Hemp Farmacy, the first cannabis member to be inducted into the International Franchise Association, has two retail franchises in Wilmington and additional stores in Raleigh, Jacksonville and Fayetteville. There are also plans to open franchises on the Eastern Seaboard, Florida, Arizona and Tennessee.
“The stores have played a major role in not only cracking the stigma around cannabis, but they have also been models to allow Hempleton the data it needed to build the first hemp franchise in America,” Hamilton explains.
While it has been legal to grow hemp in North Carolina for research purposes since the 2014 Farm Bill, in December 2018, the United States Congress voted to approve the Agriculture Improvement Act of 2018. Commonly referred to as the 2018 Farm Bill, the bill legalized hemp and hemp-derived products. This opened the door for farmers establishing hemp farms in North Carolina and across the United States.
“The 2018 Farm Bill is a very important piece of legislative history, and the long term effects for the industry will be powerful,” says Hamilton.
However, despite the passing of the bill, there is still some confusion in the industry. “The primary misconception in the market currently is the use of the cannabinoid and term CBD. CBD is a very popular cannabinoid and has tons of benefits to the consumer, primarily as an anti-inflammatory, “ Hamilton says. “However, there are hundreds of other cannabinoids with just as many or even more specific benefits to the body.”
It is organizations like Hempleton Investments and Hemp Farmacy that are using their research to improve and educate about the industry.

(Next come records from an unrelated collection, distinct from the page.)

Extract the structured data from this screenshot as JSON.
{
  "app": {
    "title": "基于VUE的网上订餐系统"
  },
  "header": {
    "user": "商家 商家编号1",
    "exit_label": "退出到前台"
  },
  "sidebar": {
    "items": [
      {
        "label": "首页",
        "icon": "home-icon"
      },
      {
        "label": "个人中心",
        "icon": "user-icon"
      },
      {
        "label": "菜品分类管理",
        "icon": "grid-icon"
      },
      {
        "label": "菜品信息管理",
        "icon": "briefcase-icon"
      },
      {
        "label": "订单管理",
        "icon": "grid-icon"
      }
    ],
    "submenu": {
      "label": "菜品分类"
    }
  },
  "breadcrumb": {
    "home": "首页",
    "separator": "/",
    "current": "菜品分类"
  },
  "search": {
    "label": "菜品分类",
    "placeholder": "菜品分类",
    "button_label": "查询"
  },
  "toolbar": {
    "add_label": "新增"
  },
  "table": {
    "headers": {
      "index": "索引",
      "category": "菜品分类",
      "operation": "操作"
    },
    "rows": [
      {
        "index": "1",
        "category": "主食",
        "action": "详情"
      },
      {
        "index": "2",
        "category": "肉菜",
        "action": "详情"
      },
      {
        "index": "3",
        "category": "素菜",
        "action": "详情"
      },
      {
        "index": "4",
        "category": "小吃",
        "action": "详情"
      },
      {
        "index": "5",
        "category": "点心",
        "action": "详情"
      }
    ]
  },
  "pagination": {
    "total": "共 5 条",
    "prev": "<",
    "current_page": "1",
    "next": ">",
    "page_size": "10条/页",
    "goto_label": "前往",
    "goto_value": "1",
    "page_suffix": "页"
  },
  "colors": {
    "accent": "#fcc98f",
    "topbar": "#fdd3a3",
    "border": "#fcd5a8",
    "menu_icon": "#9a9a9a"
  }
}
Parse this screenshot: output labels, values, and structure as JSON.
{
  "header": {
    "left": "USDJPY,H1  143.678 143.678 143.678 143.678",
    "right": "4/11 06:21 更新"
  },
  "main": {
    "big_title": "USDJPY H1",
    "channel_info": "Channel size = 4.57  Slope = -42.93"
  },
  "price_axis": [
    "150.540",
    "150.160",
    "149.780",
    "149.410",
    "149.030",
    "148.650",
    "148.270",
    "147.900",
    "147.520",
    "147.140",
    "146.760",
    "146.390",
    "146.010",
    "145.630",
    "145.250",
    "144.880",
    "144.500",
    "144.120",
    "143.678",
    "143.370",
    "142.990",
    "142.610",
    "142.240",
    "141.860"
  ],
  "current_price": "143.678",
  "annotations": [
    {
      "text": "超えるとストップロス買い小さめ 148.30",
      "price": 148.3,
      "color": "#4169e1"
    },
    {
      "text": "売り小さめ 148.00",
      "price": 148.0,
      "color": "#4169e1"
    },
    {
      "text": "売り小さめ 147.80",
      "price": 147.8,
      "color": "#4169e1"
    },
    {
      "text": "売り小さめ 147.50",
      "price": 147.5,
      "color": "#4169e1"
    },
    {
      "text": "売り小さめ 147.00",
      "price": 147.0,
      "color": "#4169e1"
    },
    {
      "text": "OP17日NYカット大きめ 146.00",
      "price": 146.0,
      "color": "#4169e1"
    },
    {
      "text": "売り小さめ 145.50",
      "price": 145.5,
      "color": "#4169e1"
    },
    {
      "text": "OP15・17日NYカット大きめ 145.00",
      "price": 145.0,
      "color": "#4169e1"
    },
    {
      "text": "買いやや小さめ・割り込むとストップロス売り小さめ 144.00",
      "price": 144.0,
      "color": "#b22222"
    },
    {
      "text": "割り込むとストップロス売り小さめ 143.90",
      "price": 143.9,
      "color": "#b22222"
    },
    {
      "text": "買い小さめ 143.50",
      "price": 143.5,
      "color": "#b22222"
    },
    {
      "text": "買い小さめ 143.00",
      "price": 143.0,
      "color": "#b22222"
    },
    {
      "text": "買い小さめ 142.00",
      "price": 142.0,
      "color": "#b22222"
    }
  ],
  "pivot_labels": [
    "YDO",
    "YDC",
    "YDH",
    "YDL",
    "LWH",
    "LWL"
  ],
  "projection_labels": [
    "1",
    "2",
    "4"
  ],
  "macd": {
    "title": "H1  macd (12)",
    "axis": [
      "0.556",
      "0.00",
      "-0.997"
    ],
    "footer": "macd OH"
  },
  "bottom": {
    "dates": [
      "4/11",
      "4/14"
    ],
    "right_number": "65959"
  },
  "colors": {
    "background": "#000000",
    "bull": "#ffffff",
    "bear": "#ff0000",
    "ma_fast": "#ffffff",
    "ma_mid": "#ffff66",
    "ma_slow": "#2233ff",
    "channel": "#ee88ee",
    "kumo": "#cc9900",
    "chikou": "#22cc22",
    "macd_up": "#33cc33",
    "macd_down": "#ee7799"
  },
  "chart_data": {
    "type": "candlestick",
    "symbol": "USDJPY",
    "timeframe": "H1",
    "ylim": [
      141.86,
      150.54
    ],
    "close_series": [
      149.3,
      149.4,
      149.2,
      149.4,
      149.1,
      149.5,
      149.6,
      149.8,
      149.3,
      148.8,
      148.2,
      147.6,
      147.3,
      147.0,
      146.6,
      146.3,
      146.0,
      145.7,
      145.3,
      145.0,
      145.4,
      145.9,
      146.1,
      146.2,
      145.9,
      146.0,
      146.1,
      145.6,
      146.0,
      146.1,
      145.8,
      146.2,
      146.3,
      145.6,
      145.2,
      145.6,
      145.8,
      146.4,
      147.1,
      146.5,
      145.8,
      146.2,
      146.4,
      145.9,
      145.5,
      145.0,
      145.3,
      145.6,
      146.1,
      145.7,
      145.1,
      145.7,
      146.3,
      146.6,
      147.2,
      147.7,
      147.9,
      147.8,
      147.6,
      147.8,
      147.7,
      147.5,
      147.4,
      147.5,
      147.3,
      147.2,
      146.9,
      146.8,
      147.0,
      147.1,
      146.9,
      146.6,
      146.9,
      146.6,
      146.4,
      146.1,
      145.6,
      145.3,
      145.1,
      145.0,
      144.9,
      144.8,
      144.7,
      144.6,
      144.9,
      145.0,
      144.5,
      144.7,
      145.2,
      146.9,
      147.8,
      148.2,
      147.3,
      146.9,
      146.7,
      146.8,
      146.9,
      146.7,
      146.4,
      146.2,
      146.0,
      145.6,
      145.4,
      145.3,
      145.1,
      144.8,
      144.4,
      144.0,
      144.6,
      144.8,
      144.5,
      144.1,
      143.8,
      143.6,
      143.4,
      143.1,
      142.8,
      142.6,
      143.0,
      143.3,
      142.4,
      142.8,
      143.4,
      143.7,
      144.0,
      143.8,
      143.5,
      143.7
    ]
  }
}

“The market demands, regulations, legislation and even consumer education levels can change just over a couple of months, and a company and its employees have to be versatile enough to make the shift with the industry, or else the company is destined to fail,” Hamilton says. “It is important to have a partner or a proven and trusted system like The Hemp Farmacy Franchise to follow and work with as these changes impact the market.”
Despite the uncertainty in the CBD industry, one thing is definitely clear: CBD is here and taking the business, medical and farming communities by storm. It is up to you to decide just what role you will play as CBD becomes increasingly popular in today’s ever-evolving consumer market.